Even during wars, medical help and first aid was systematically offered to everyone in equal measure, Muslim soldiers as well as prisoners of war. Muslim women volunteered as nurses at war. As a result, many captives embraced Islam after sampling superior humane treatment from their Muslim captors. In fact, when Imam Ja’far as-Sadiq was asked about the role of women in the army of the Twelfth Imam (A.S), he said, “They will treat the injured and look after the sick, just as the [women did] at the time of the Messenger of Allah [during the battles].” (Ithbatul Hudat)

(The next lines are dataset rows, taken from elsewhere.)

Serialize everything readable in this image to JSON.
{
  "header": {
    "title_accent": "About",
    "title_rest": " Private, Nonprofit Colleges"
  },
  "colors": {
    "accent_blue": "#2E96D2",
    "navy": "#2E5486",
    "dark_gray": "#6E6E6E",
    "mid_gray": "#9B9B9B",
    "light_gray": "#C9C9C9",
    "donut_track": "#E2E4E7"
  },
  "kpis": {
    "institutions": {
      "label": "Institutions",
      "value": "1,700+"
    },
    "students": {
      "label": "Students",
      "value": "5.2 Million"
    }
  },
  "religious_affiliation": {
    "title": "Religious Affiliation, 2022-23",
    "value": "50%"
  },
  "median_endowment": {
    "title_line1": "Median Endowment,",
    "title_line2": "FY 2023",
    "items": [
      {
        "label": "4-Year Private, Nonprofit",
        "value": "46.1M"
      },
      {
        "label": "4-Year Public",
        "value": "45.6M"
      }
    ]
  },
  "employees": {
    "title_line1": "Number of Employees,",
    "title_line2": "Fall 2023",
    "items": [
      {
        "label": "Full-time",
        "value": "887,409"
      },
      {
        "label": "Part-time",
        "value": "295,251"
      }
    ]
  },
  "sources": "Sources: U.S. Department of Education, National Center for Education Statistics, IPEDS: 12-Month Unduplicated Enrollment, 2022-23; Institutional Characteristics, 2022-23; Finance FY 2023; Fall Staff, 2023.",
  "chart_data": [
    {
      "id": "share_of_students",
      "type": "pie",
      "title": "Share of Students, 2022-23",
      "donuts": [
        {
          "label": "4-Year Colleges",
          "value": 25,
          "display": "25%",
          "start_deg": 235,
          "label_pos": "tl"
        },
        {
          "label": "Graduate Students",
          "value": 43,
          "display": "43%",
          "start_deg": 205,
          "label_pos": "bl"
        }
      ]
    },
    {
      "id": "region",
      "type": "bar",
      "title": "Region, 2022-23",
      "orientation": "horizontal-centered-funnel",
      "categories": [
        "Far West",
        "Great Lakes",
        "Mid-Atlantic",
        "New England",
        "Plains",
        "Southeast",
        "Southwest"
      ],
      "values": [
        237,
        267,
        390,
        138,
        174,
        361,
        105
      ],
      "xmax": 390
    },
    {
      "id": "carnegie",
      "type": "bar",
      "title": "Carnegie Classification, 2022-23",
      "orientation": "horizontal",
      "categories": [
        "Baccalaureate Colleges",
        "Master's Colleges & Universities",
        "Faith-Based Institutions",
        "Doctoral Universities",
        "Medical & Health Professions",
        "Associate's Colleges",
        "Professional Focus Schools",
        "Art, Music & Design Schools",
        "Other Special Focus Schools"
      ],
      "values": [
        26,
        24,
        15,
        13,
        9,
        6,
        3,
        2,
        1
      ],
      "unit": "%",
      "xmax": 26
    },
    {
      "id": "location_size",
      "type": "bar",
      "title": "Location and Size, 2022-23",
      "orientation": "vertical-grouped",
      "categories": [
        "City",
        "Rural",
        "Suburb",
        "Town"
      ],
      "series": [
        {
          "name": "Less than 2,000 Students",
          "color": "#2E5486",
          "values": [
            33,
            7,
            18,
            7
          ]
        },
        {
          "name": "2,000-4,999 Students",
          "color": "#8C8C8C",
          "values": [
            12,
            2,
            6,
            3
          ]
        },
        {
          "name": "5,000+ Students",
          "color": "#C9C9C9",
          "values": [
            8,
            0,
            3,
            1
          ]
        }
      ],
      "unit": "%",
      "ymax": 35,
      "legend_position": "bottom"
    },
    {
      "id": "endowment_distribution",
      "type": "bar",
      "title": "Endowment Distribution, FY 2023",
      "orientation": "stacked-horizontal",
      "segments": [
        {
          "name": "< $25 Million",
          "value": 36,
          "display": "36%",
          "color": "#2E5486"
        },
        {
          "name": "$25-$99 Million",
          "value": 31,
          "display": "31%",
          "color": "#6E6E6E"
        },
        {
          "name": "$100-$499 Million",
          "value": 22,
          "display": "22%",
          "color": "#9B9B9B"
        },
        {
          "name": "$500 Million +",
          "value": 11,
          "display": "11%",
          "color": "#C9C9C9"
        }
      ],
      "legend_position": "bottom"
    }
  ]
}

Consequently, the teachings of the Infallibles remind us that as they practiced administering First Aid, so too must we, and in doing so, we follow their Sunnah. This following led to Muslims being regarded as skilled First Aid and medical experts when they traveled across the world. People came to them for advice and information. Many such stories are recorded in history and travel books in Europe, Asia, and Africa. In a few decades from the dawn of Islam, Muslims built the firm foundations of the science of modern medicine, anatomy, and surgery. The work of the great Muslim scientist Ibn Sina (Avicenna) is still taught in medical schools around the world to this present day.